When was the last time you killed a plant—on purpose? Sure, we make heroic efforts to keep our plants alive, protecting them from the elements and drizzling them with potions to help them thrive. But occasionally, the best thing you can do for your garden is to kill something. In my world, not all green things are sacred; it’s all right to hurry the demise of a plant if a greater good results from sending it to the compost pile.

Unlike a sculpture or other work of art, gardens are not things we conceive, create, and declare “done.” Gardens are a perennial work in progress, driven by evolving personal taste, changing needs, and well-intended-but-sometimes-misinformed plant selections.

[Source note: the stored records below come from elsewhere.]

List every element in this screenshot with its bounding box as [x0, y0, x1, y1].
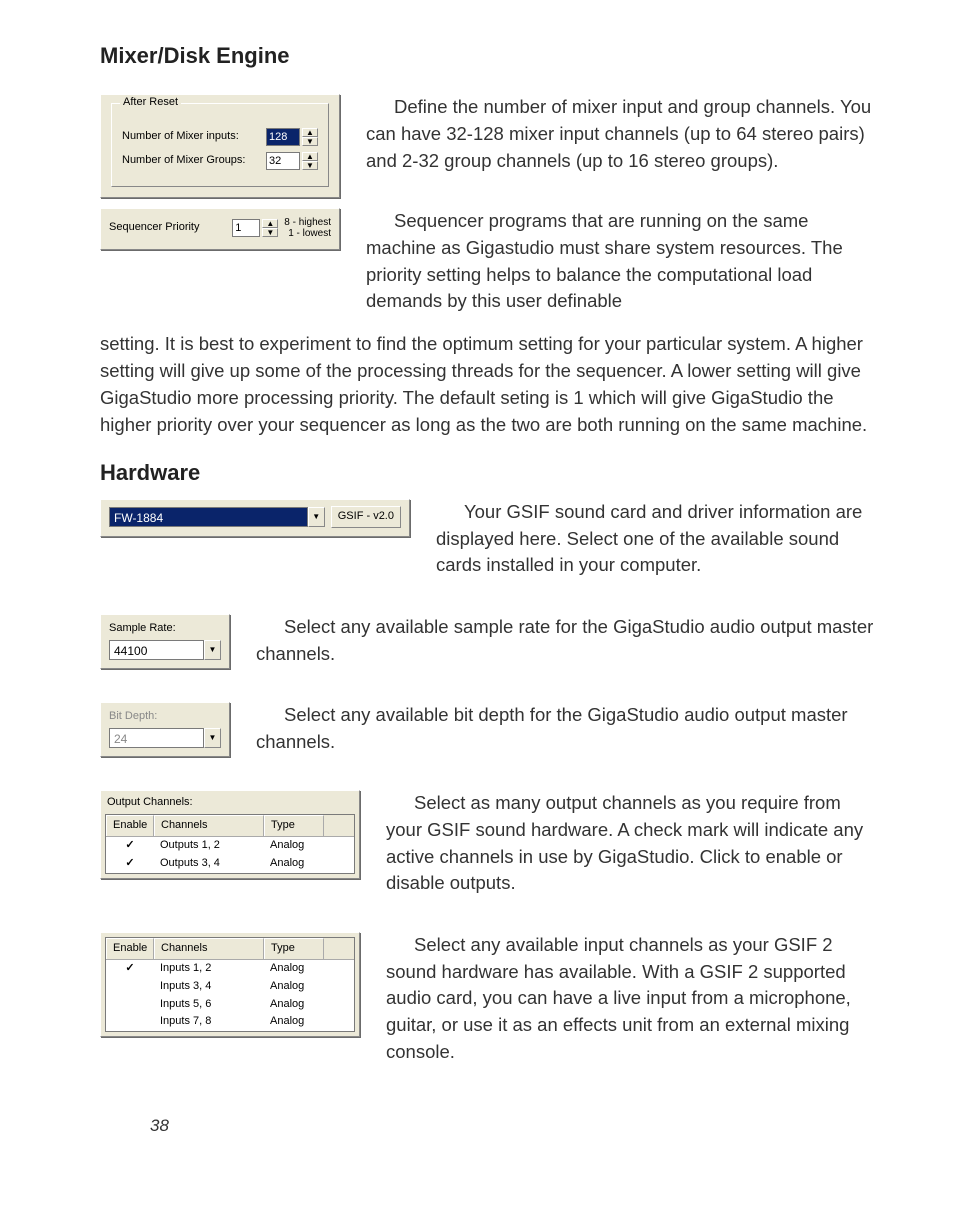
mixer-groups-spin-down[interactable]: ▼	[302, 161, 318, 170]
input-row[interactable]: Inputs 7, 8 Analog	[106, 1013, 354, 1031]
input-col-channels[interactable]: Channels	[154, 938, 264, 959]
output-row-type: Analog	[264, 837, 324, 855]
sample-rate-combo[interactable]: 44100	[109, 640, 204, 660]
input-row-type: Analog	[264, 996, 324, 1014]
gsif-card-paragraph: Your GSIF sound card and driver informat…	[436, 499, 874, 579]
sample-rate-dropdown-button[interactable]: ▼	[204, 640, 221, 660]
input-row-channels: Inputs 5, 6	[154, 996, 264, 1014]
mixer-disk-engine-heading: Mixer/Disk Engine	[100, 40, 874, 72]
sequencer-priority-legend-low: 1 - lowest	[284, 228, 331, 239]
gsif-device-dropdown-button[interactable]: ▼	[308, 507, 325, 527]
input-channels-panel: Enable Channels Type ✓ Inputs 1, 2 Analo…	[100, 932, 360, 1038]
sequencer-priority-spin-up[interactable]: ▲	[262, 219, 278, 228]
mixer-groups-spin-up[interactable]: ▲	[302, 152, 318, 161]
mixer-inputs-spin-up[interactable]: ▲	[302, 128, 318, 137]
input-row-channels: Inputs 1, 2	[154, 960, 264, 978]
input-row-type: Analog	[264, 1013, 324, 1031]
bit-depth-dropdown-button[interactable]: ▼	[204, 728, 221, 748]
input-enable-cell[interactable]	[106, 978, 154, 996]
after-reset-panel: After Reset Number of Mixer inputs: ▲ ▼ …	[100, 94, 340, 198]
output-row-channels: Outputs 3, 4	[154, 855, 264, 873]
sequencer-priority-label: Sequencer Priority	[109, 220, 232, 236]
sequencer-priority-field[interactable]	[232, 219, 260, 237]
output-enable-check-icon[interactable]: ✓	[106, 837, 154, 855]
bit-depth-panel: Bit Depth: 24 ▼	[100, 702, 230, 757]
output-enable-check-icon[interactable]: ✓	[106, 855, 154, 873]
output-channels-panel: Output Channels: Enable Channels Type ✓ …	[100, 790, 360, 879]
input-row[interactable]: Inputs 5, 6 Analog	[106, 996, 354, 1014]
sequencer-paragraph-b: setting. It is best to experiment to fin…	[100, 331, 874, 438]
mixer-inputs-paragraph: Define the number of mixer input and gro…	[366, 94, 874, 174]
output-row-channels: Outputs 1, 2	[154, 837, 264, 855]
output-channels-title: Output Channels:	[107, 795, 355, 811]
sequencer-priority-spin-down[interactable]: ▼	[262, 228, 278, 237]
output-row[interactable]: ✓ Outputs 1, 2 Analog	[106, 837, 354, 855]
output-row[interactable]: ✓ Outputs 3, 4 Analog	[106, 855, 354, 873]
input-col-enable[interactable]: Enable	[106, 938, 154, 959]
sequencer-priority-legend-high: 8 - highest	[284, 217, 331, 228]
mixer-inputs-spin-down[interactable]: ▼	[302, 137, 318, 146]
input-row-channels: Inputs 7, 8	[154, 1013, 264, 1031]
mixer-inputs-label: Number of Mixer inputs:	[122, 129, 266, 145]
bit-depth-combo[interactable]: 24	[109, 728, 204, 748]
sample-rate-label: Sample Rate:	[109, 621, 221, 637]
input-enable-check-icon[interactable]: ✓	[106, 960, 154, 978]
output-channels-list[interactable]: Enable Channels Type ✓ Outputs 1, 2 Anal…	[105, 814, 355, 874]
input-row[interactable]: Inputs 3, 4 Analog	[106, 978, 354, 996]
output-col-enable[interactable]: Enable	[106, 815, 154, 836]
gsif-device-combo[interactable]: FW-1884	[109, 507, 308, 527]
sample-rate-panel: Sample Rate: 44100 ▼	[100, 614, 230, 669]
input-col-type[interactable]: Type	[264, 938, 324, 959]
output-row-type: Analog	[264, 855, 324, 873]
sequencer-priority-panel: Sequencer Priority ▲ ▼ 8 - highest 1 - l…	[100, 208, 340, 250]
input-row-channels: Inputs 3, 4	[154, 978, 264, 996]
sequencer-paragraph-a: Sequencer programs that are running on t…	[366, 208, 874, 315]
bit-depth-paragraph: Select any available bit depth for the G…	[256, 702, 874, 756]
gsif-card-panel: FW-1884 ▼ GSIF - v2.0	[100, 499, 410, 537]
sample-rate-paragraph: Select any available sample rate for the…	[256, 614, 874, 668]
input-enable-cell[interactable]	[106, 1013, 154, 1031]
input-channels-paragraph: Select any available input channels as y…	[386, 932, 874, 1066]
input-row[interactable]: ✓ Inputs 1, 2 Analog	[106, 960, 354, 978]
input-row-type: Analog	[264, 960, 324, 978]
output-col-channels[interactable]: Channels	[154, 815, 264, 836]
mixer-groups-field[interactable]	[266, 152, 300, 170]
input-channels-list[interactable]: Enable Channels Type ✓ Inputs 1, 2 Analo…	[105, 937, 355, 1033]
mixer-inputs-field[interactable]	[266, 128, 300, 146]
bit-depth-label: Bit Depth:	[109, 709, 221, 725]
page-number: 38	[150, 1114, 874, 1139]
input-row-type: Analog	[264, 978, 324, 996]
sequencer-priority-legend: 8 - highest 1 - lowest	[284, 217, 331, 239]
output-col-type[interactable]: Type	[264, 815, 324, 836]
input-enable-cell[interactable]	[106, 996, 154, 1014]
hardware-heading: Hardware	[100, 457, 874, 489]
gsif-version-badge: GSIF - v2.0	[331, 506, 401, 528]
after-reset-group-title: After Reset	[120, 95, 181, 111]
output-channels-paragraph: Select as many output channels as you re…	[386, 790, 874, 897]
mixer-groups-label: Number of Mixer Groups:	[122, 153, 266, 169]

Take a sober look at your garden, and consider the opportunities that await from feeding that misshapen, pest-riddled firethorn (Pyracantha spp. and cvs., USDA Hardiness Zones 6–9) into the brush chipper. Sure, you’ll feel pangs of guilt disposing of a plant your great aunt Mabel gifted you—or worse, you’ll wonder if the notion that plants possess feelings is true. But in the long run, the benefits of starting over will far outweigh your momentary misgivings.

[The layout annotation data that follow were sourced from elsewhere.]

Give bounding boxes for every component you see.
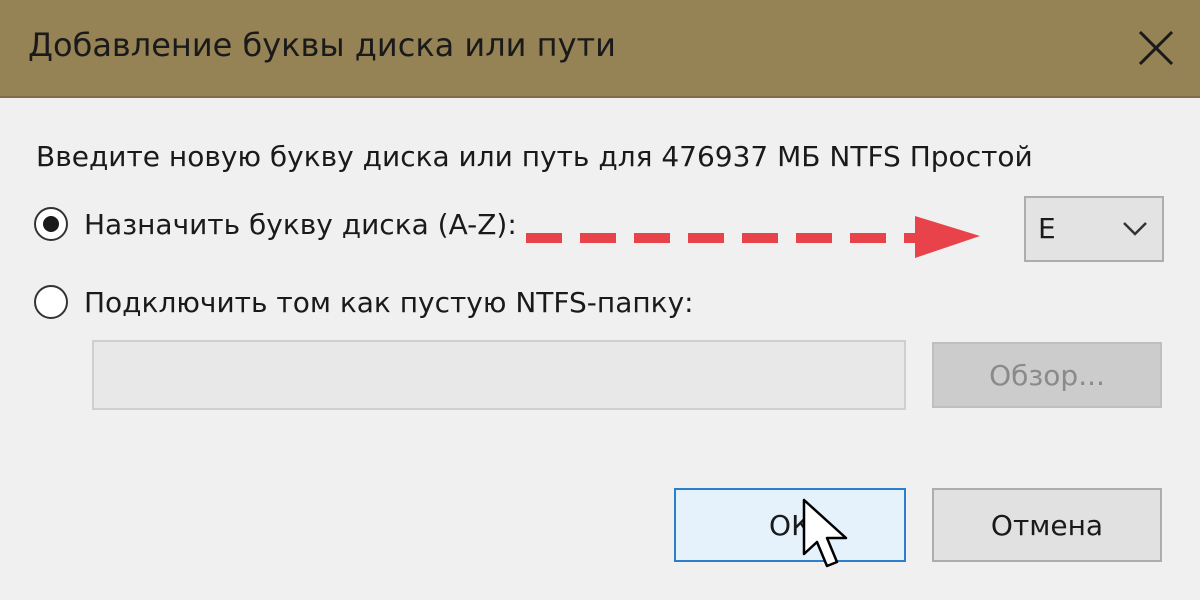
folder-path-input bbox=[92, 340, 906, 410]
cancel-button-label: Отмена bbox=[990, 508, 1104, 542]
mount-folder-label: Подключить том как пустую NTFS-папку: bbox=[84, 285, 694, 319]
ok-button[interactable]: ОК bbox=[674, 488, 906, 562]
drive-letter-value: E bbox=[1038, 212, 1056, 245]
chevron-down-icon bbox=[1123, 222, 1147, 236]
browse-button: Обзор... bbox=[932, 342, 1162, 408]
assign-letter-option[interactable]: Назначить букву диска (A-Z): bbox=[34, 204, 517, 244]
window-title: Добавление буквы диска или пути bbox=[28, 26, 616, 64]
browse-button-label: Обзор... bbox=[989, 358, 1105, 392]
assign-letter-label: Назначить букву диска (A-Z): bbox=[84, 207, 517, 241]
title-bar: Добавление буквы диска или пути bbox=[0, 0, 1200, 98]
mount-folder-radio[interactable] bbox=[34, 285, 68, 319]
dialog-description: Введите новую букву диска или путь для 4… bbox=[36, 140, 1033, 173]
cancel-button[interactable]: Отмена bbox=[932, 488, 1162, 562]
drive-letter-select[interactable]: E bbox=[1024, 196, 1164, 262]
close-button[interactable] bbox=[1120, 14, 1190, 82]
drive-letter-dialog: Добавление буквы диска или пути Введите … bbox=[0, 0, 1200, 600]
mount-folder-option[interactable]: Подключить том как пустую NTFS-папку: bbox=[34, 282, 694, 322]
mouse-pointer-icon bbox=[802, 498, 848, 568]
assign-letter-radio[interactable] bbox=[34, 207, 68, 241]
dashed-arrow-icon bbox=[526, 216, 980, 258]
close-icon bbox=[1138, 30, 1174, 66]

1. Wrong plant, wrong place

Photo/Illustration: 
Martha Garstang-Hill
Plants don’t always behave the way their nursery tags say they will, and sometimes those tags get inadvertently switched around. The result is often a plant that either overpowers your design or adds nothing to it. Trees with aggressive surface roots that buckle paving or clog sewer pipes will only get worse. And how many weekends do you want to spend subduing a shrub that continually blocks the view of your hummingbird feeder? Perhaps it’s time to literally cut your losses and find a well-mannered replacement that can grow to its natural size without constant care.

2. Failure to thrive

Photo/Illustration: 
Martha Garstang-Hill
In the gardens I design, I don’t want plants to just grow—I expect them to thrive. So it doesn’t make sense to hang on to plants that are barely hanging on. Poor performers only leave holes in a landscape. Perennials that flourish in a young sunbathed garden will inevitably decline as trees mature and expand their umbrella of shade. Finicky roses continually harassed by beetles, mildew, or rust are telling you that it’s time to throw in the towel. Is it really worth digging in your heels and showering them in sprays and powders? Their superior replacements may be as close as a neighbor’s yard: Find out what’s thriving next door under similar circumstances, and start growing the same sure bets in your own garden.
 

3. Less than lovely

Photo/Illustration: 
Martha Garstang-Hill
What if all your plants are growing like gangbusters, but they just don’t drive you wild? Perhaps your tastes have changed or you don’t fancy the cactus that a previous home owner planted outside your Tudor-inspired cottage. Just as finding the perfect pillows for a sofa can take a few tries so can finding the right plants to flank a walkway. Flowers that look beautiful on a plant label or seed packet might not perform as expected, and life’s too short to put up with plants that you don’t like. Time to slash and shop.

4. Untapped potential

Photo/Illustration: 
Martha Garstang-Hill
The ideal garden strikes a balance between spaces for plants and places for people. If your idea of a perfect Sunday afternoon is sitting under the dappled shade of a tree reading a good book, that might be all the incentive you need to remove a few overgrown spireas ( Spiraea  spp. and cvs., Zones 4–9) and haul an Adirondack chair to your new hideaway. Or perhaps it’s your entryway that needs help. Guests deserve a gracious arrival, and walking up a driveway to get to the front door doesn’t cut it. Trading some of your lawn and flower beds for a visitor-friendly pathway says, “You are welcome here.”